Although storage is never nullptr, the data field of c10::StorageImpl may be nullptr. This mostly occurs when we want to pre-allocate an output tensor struct, but then have it be resized and filled with data by some operator: there's no point in allocating data for it in this case!

Files

Exceptions.h

Frequently when working with the Python API, you may call a function which returns an error. In this case, we want to return directly to the Python interpreter, so that this exception can be propagated accordingly; however, because the Python API is C-based, what actually will happen is it will return control to whatever C++ code called it. Similarly, if we raise a C++ exception, prior to returning to the Python interpreter, we must set the Python error flags, so it turns into a C++ exception.

Moreover, when using the following macros, the generated warnings will be converted into python warnings that can be caught by the user.

Exceptions define helpers for two main cases:

  • For code where you write the python binding by hand, HANDLE_TH_ERRORS, END_HANDLE_TH_ERRORS and an exception class python_error. You call them like this:
// Entry point from Python interpreter
PyObject* run(PyObject* arg) {
  HANDLE_TH_ERRORS
  ...
  if (!x) throw python_error();
  // From c10/Exception.h
  TORCH_CHECK(cond, "cond was false here");
  TORCH_WARN("Warning message");
  ...
  END_HANDLE_TH_ERRORS
}

The HANDLE_TH_ERRORS macro will catch all exceptions and convert them into an appropriate Python signal. python_error is a special exception which doesn't contain any info, instead it says, "An error occurred in the Python API; if you return to the interpreter, Python will raise that exception, nothing else needs to be done."

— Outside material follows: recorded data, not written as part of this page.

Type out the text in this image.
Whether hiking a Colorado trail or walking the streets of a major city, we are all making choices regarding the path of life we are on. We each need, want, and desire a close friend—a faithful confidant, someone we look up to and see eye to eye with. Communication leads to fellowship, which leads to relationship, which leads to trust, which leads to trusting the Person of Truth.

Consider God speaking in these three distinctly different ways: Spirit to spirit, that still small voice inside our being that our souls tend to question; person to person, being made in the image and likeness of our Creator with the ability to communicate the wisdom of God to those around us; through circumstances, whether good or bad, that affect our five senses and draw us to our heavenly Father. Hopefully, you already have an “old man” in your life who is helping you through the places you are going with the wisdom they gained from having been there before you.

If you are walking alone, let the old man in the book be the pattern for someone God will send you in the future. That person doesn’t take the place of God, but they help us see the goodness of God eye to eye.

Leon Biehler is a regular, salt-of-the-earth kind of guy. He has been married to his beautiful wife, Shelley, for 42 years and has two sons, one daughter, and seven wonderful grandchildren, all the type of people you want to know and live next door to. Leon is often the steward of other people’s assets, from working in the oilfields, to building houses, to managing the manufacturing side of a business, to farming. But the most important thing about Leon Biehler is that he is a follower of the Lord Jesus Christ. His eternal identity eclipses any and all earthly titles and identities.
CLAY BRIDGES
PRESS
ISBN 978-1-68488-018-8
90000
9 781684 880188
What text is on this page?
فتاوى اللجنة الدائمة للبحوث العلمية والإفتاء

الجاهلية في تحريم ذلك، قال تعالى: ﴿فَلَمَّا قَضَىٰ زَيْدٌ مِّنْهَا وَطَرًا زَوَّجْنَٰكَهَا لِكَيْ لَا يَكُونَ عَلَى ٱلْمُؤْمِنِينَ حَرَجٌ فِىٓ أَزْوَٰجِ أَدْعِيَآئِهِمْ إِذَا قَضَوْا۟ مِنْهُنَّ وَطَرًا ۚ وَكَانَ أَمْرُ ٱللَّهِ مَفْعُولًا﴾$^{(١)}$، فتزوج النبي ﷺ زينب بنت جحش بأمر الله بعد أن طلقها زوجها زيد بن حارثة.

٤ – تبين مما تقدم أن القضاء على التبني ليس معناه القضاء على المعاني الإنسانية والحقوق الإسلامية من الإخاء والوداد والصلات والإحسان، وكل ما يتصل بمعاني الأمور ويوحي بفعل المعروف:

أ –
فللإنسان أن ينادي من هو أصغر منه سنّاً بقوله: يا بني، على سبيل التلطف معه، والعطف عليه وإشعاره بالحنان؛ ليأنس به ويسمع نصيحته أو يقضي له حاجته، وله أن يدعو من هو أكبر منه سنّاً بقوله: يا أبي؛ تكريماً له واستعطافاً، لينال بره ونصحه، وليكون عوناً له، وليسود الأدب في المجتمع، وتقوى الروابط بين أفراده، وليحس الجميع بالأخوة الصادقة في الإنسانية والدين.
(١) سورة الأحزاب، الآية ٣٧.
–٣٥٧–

  • For code that you bind using pybind, HANDLE_TH_ERRORS and END_HANDLE_TH_ERRORS_PYBIND can be used. They will work jointly with pybind error handling to raise pytorch errors and warnings natively and let pybind handle other errors. It can be used as:
// Function given to the pybind binding
at::Tensor foo(at::Tensor x) {
  HANDLE_TH_ERRORS
  ...
  if (!x) throw python_error();
  // pybind native error
  if (!x) throw py::value_error();
  // From c10/Exception.h
  TORCH_CHECK(cond, "cond was false here");
  TORCH_WARN("Warning message");
  ...
  END_HANDLE_TH_ERRORS_PYBIND
}

GIL

Whenever you make any calls to the Python API, you must have taken out the Python GIL, as none of these calls are thread safe. pybind11::gil_scoped_acquire is a RAII struct which handles taking and releasing the GIL. Use it like this:

void iWantToUsePython() {
  pybind11::gil_scoped_acquire gil;
  ...
}

In general, the compiler will NOT warn you if you use Python functionality without taking out the GIL, so DO NOT FORGET this call.

utils/object_ptr.h

THPPointer is a smart pointer class analogous to std::shared_ptr, but which is overloaded to handle reference counting scheme of various objects which are not based on shared_ptr. The most important overloads are:

  • PyObject (so important we've aliased it as THPObjectPtr), which hooks into Python reference counting. (By the way, that means you MUST take out the GIL before bringing one of these into scope!)

  • The various TH tensor and storage types (e.g., THTensor), which hook into TH's reference counting. (TH's reference counting IS thread safe, no locks necessary.)